Während er das so dachte, hob hinter ihm die Lightning ab und Jim, der Fotograf, machte sich bereit fürs Foto. Es war ein Prototyp, eine von gerade mal 20 Maschinen, die zu der Zeit in Großbritannien getestet wurde. Trotzdem rechnete der Testpilot George Aird eigentlich nicht mit Problemen. Er hatte gerade seine ersten Vorführmanöver abgeschlossen und wollte mit dem Flieger zur Landung ansetzen, als aus seiner leckenden Treibstoffleitung austretendes Kerosin Feuer fing und relativ schnell die Steuersysteme verbrannte. George hoffte, dass er den Flieger trotzdem noch herunterbringen könnte.

Er war in 30 Metern Höhe, als er endgültig die Kontrolle über die Maschine verlor und sie sich erst in die Höhe und dann mit der Nase Richtung Boden richtete. 30 Meter Höhe, 200 Stundenkilometer, die Nase auf den Boden gerichtet, ganz schlechte Kombination für einen Kampfpiloten. George Aird war trainiert und er reagierte genau richtig: Er zog sofort den Schleudersitz.

Jim war zu der Zeit eigentlich schon ready. Er hatte seine Kinder drapiert, er hatte die Kamera im Anschlag, als er sah, dass irgendwas schiefgeht. Allerdings bemerkte er auch, dass Mick Sutterby mit seinem Traktor auf sein Bild zufuhr und eigentlich schon im Begriff war, die Komposition zu ruinieren.

Und dann geht alles ganz schnell. Die Maschine beginnt, seltsam zu klingen und zu rauchen, geht in Trudeln über und als Mick das auf seinem Traktor hört, richtet er sich auf, sieht sich um und blickt auf eine unglaubliche Szene.

Jim hingegen hatte die Kamera sowieso schon in der Hand. Sein Bild zeigt einen direkt auf den Boden zusteuernden Kampfjet, den ungefähr in 30 Metern Höhe gerade aus der Maschine geschleuderten Kampfpiloten, einen Traktor und den auf dem Traktor entsetzt zum Flieger schauenden Mick.

Was für eine Aufnahme. Mick erzählt später, dass es gar nicht zu einer Explosion gekommen war, als die Maschine auf dem Boden aufschlug, es hat nur ein lautes „Wuff!“ gemacht und dann war es um die Maschine geschehen.

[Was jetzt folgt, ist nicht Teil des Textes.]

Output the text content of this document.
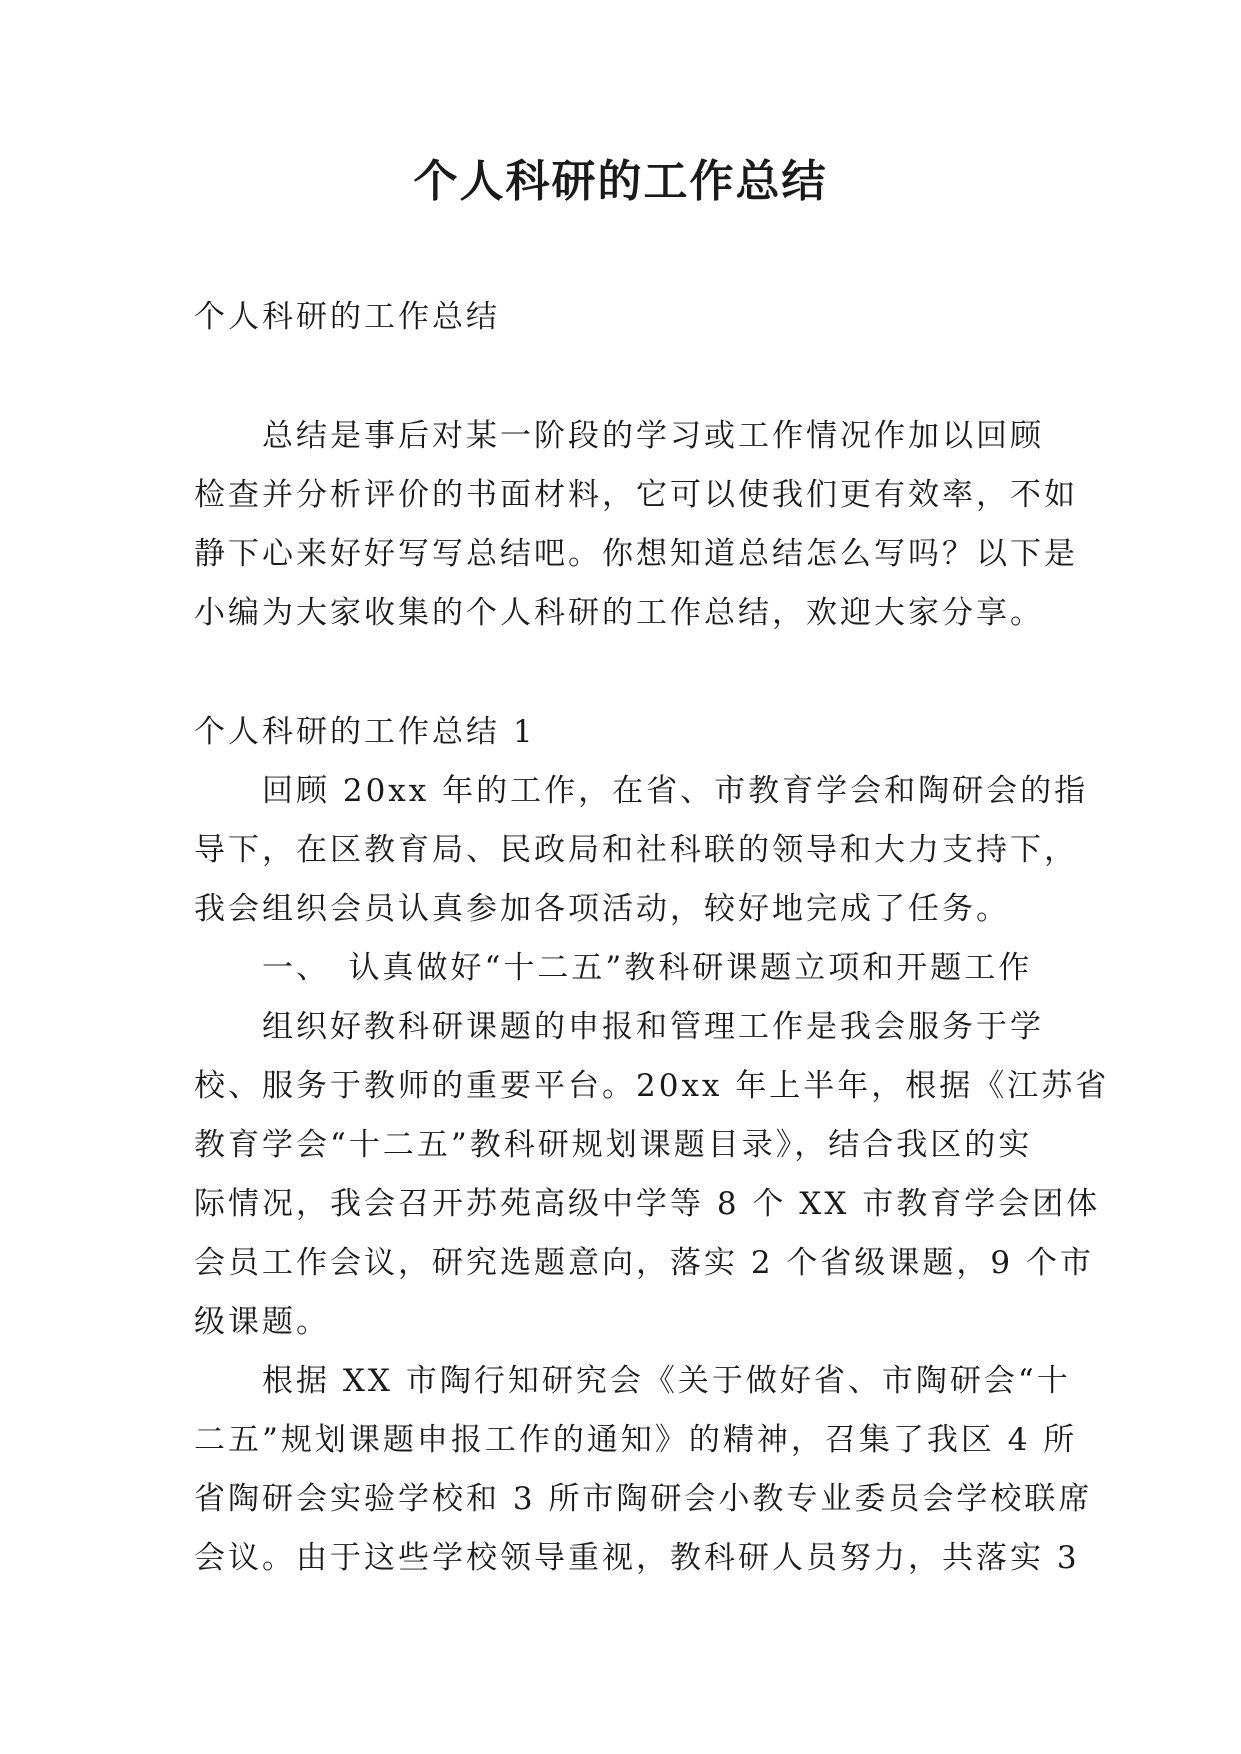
个人科研的工作总结
个人科研的工作总结
总结是事后对某一阶段的学习或工作情况作加以回顾
检查并分析评价的书面材料，它可以使我们更有效率，不如
静下心来好好写写总结吧。你想知道总结怎么写吗？以下是
小编为大家收集的个人科研的工作总结，欢迎大家分享。
个人科研的工作总结 1
回顾 20xx 年的工作，在省、市教育学会和陶研会的指
导下，在区教育局、民政局和社科联的领导和大力支持下，
我会组织会员认真参加各项活动，较好地完成了任务。
一、　认真做好“十二五”教科研课题立项和开题工作
组织好教科研课题的申报和管理工作是我会服务于学
校、服务于教师的重要平台。20xx 年上半年，根据《江苏省
教育学会“十二五”教科研规划课题目录》，结合我区的实
际情况，我会召开苏苑高级中学等 8 个 XX 市教育学会团体
会员工作会议，研究选题意向，落实 2 个省级课题，9 个市
级课题。
根据 XX 市陶行知研究会《关于做好省、市陶研会“十
二五”规划课题申报工作的通知》的精神，召集了我区 4 所
省陶研会实验学校和 3 所市陶研会小教专业委员会学校联席
会议。由于这些学校领导重视，教科研人员努力，共落实 3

George Aird hatte auch Glück. Eigentlich war die Höhe nicht mehr ausreichend, um sicher auszusteigen. Er durchschlug das Dach eines Gewächshauses, wurde beim Aufprall bewusstlos und wachte dann durch die einsetzende Sprinkleranlage auf. Er hatte zwar zwei gebrochene Beine, aber die würden heilen. Er sagt später, dass er zuerst gedacht hat, er wäre im Himmel, denn aus seiner Perspektive war er von lauter Pflanzen umgeben und blickte in den Himmel, aus dem es irgendwie nass zu regnen schien, denn die Sprinkleranlage hatte gerade eingesetzt.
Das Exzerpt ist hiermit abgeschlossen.